Maria Sharapova, Russia's tennis Tsarina, beat Ana Ivanovic 7-5 6-3 to win her third grand slam title and atone for last year's loss in the final to Serena Williams.

It was an emphatic title - she won the crown without losing a set in seven matches.

"I love you everyone, thanks so much for everything," the former Wimbledon and US Open champion beamed as she held aloft the trophy.

"This morning I got a text from Billie Jean King saying champions take chances and pressure is a privilege. I am just glad I could take my chances today."

For fellow 20-year-old Ivanovic, it was a second grand slam final defeat and one which left her in tears.

"It hurts a bit now but I am sure I can learn from this," she told reporters. "Already I felt better in today's final than in last year's French Open final, so that's good. Of course I am disappointed but I feel I have plenty of grand slam finals ahead of me."

It took 91 minutes on a centre court cauldron for Sharapova to finish off the Serb.

When she did so, she sank to her knees as her opponent's forehand sailed wide on matchpoint, looking skywards as tears filled her green eyes.

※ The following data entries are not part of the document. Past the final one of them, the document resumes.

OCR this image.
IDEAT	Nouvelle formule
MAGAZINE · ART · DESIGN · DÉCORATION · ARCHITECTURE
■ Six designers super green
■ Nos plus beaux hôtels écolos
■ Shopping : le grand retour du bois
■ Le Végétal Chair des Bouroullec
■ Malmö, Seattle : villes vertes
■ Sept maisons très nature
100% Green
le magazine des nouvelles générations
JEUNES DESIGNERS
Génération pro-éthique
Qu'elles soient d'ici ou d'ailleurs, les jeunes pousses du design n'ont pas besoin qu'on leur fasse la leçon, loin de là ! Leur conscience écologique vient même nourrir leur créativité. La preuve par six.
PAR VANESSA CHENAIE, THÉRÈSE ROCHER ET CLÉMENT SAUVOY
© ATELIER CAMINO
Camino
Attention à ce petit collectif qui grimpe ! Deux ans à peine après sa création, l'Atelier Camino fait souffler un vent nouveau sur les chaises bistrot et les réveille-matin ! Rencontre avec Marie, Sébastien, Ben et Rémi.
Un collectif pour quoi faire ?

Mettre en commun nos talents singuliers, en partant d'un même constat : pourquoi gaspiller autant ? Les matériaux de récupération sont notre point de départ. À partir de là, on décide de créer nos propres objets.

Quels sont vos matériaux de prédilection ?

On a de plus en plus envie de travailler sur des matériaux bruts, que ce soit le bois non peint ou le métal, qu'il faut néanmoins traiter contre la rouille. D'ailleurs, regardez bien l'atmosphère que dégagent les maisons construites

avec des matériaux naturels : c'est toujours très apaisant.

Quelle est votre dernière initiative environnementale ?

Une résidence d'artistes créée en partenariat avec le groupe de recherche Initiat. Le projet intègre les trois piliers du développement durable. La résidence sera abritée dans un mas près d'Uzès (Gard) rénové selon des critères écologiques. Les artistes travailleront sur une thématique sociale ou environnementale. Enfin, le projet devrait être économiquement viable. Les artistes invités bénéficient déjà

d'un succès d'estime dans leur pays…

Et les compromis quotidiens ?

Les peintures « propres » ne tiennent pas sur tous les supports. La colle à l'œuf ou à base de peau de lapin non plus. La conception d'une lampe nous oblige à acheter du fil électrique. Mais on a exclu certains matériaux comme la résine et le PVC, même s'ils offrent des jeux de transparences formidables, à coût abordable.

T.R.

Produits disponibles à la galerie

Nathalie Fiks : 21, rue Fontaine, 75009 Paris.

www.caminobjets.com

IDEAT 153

Brilliant in a white fringed dress, her blonde pony-tail pulled behind a white visor, Sharapova fairly shimmered on Rod Laver Arena.

Ivanovic's shoes still squeaked when she returned and Sharapova certainly shrieked as play got underway.

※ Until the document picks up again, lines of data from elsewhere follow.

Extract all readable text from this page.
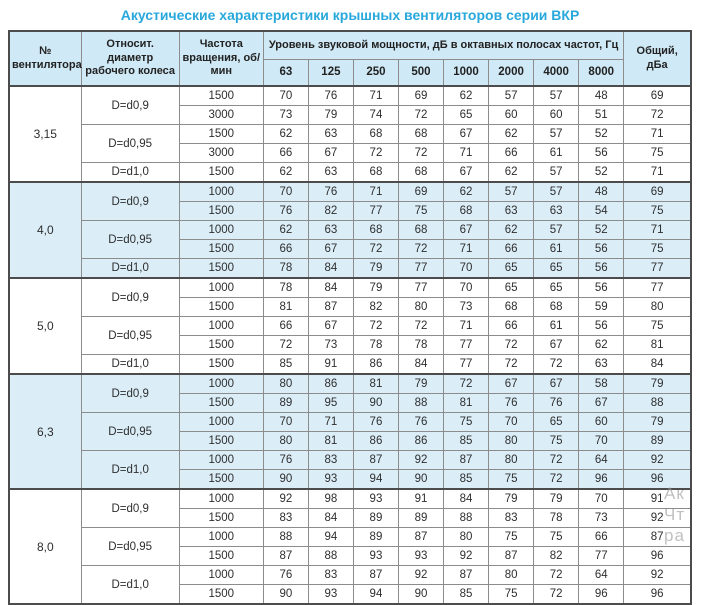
Акустические характеристики крышных вентиляторов серии ВКР
№ вентилятора	Относит. диаметр рабочего колеса	Частота вращения, об/мин	Уровень звуковой мощности, дБ в октавных полосах частот, Гц								Общий, дБа
			63	125	250	500	1000	2000	4000	8000	
3,15	D=d0,9	1500	70	76	71	69	62	57	57	48	69
		3000	73	79	74	72	65	60	60	51	72
	D=d0,95	1500	62	63	68	68	67	62	57	52	71
		3000	66	67	72	72	71	66	61	56	75
	D=d1,0	1500	62	63	68	68	67	62	57	52	71
4,0	D=d0,9	1000	70	76	71	69	62	57	57	48	69
		1500	76	82	77	75	68	63	63	54	75
	D=d0,95	1000	62	63	68	68	67	62	57	52	71
		1500	66	67	72	72	71	66	61	56	75
	D=d1,0	1500	78	84	79	77	70	65	65	56	77
5,0	D=d0,9	1000	78	84	79	77	70	65	65	56	77
		1500	81	87	82	80	73	68	68	59	80
	D=d0,95	1000	66	67	72	72	71	66	61	56	75
		1500	72	73	78	78	77	72	67	62	81
	D=d1,0	1500	85	91	86	84	77	72	72	63	84
6,3	D=d0,9	1000	80	86	81	79	72	67	67	58	79
		1500	89	95	90	88	81	76	76	67	88
	D=d0,95	1000	70	71	76	76	75	70	65	60	79
		1500	80	81	86	86	85	80	75	70	89
	D=d1,0	1000	76	83	87	92	87	80	72	64	92
		1500	90	93	94	90	85	75	72	96	96
8,0	D=d0,9	1000	92	98	93	91	84	79	79	70	91
		1500	83	84	89	89	88	83	78	73	92
	D=d0,95	1000	88	94	89	87	80	75	75	66	87
		1500	87	88	93	93	92	87	82	77	96
	D=d1,0	1000	76	83	87	92	87	80	72	64	92
		1500	90	93	94	90	85	75	72	96	96
Ак
Чт
ра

The Russian, who struggled with injury throughout 2007, won the toss and elected to receive but Ivanovic stared her down and held comfortably.

Sharapova's serve was something else, however. Powerful and well-directed, she dominated on her own delivery.

She got the breakthrough in the fifth game when she slammed a backhand winner to move 3-2 ahead. That winner was accompanied by the loudest shriek of the match - so loud a baby in the stands started crying.

It was not until the eighth game of the match that Sharapova lost even a point on her serve, but having achieved that mini breakthrough Ivanovic's confidence grew and she broke thanks to two double faults from the Russian.

Back on serve, the Serb celebrated with a strange clenched fist pump that started with her arm extended before she snatched it into her body. The Pavlovian yell of "C'mon" followed.

Three games later Sharapova nosed ahead again, though, which heralded more fist-pumping and she duly served out to love to clinch the set 7-5 as the mercury reached 34 degrees Celsius.

Melbourne's Serb population was in fine voice but could do little to raise their favourite.

Sharapova grabbed a break in the seventh game of the second set and smelt blood. Not even a piece of advertiser's music accidentally blaring from an on-court speaker could put her off as she comfortably held serve for a 5-3 lead.

Ivanovic's head dropped and she quickly fell behind 0-40 to hand the Russian three championship points.

Ivanovic saved the first two but victory was Sharapova's when the Serb's forehand flew wide.

"It's amazing," Sharapova said. "Sometimes when you're putting the work in it just seems so, so hard.

"When you're going through tough moments, you never know when you're going to have good moments. I'm just so thankful that I got this one."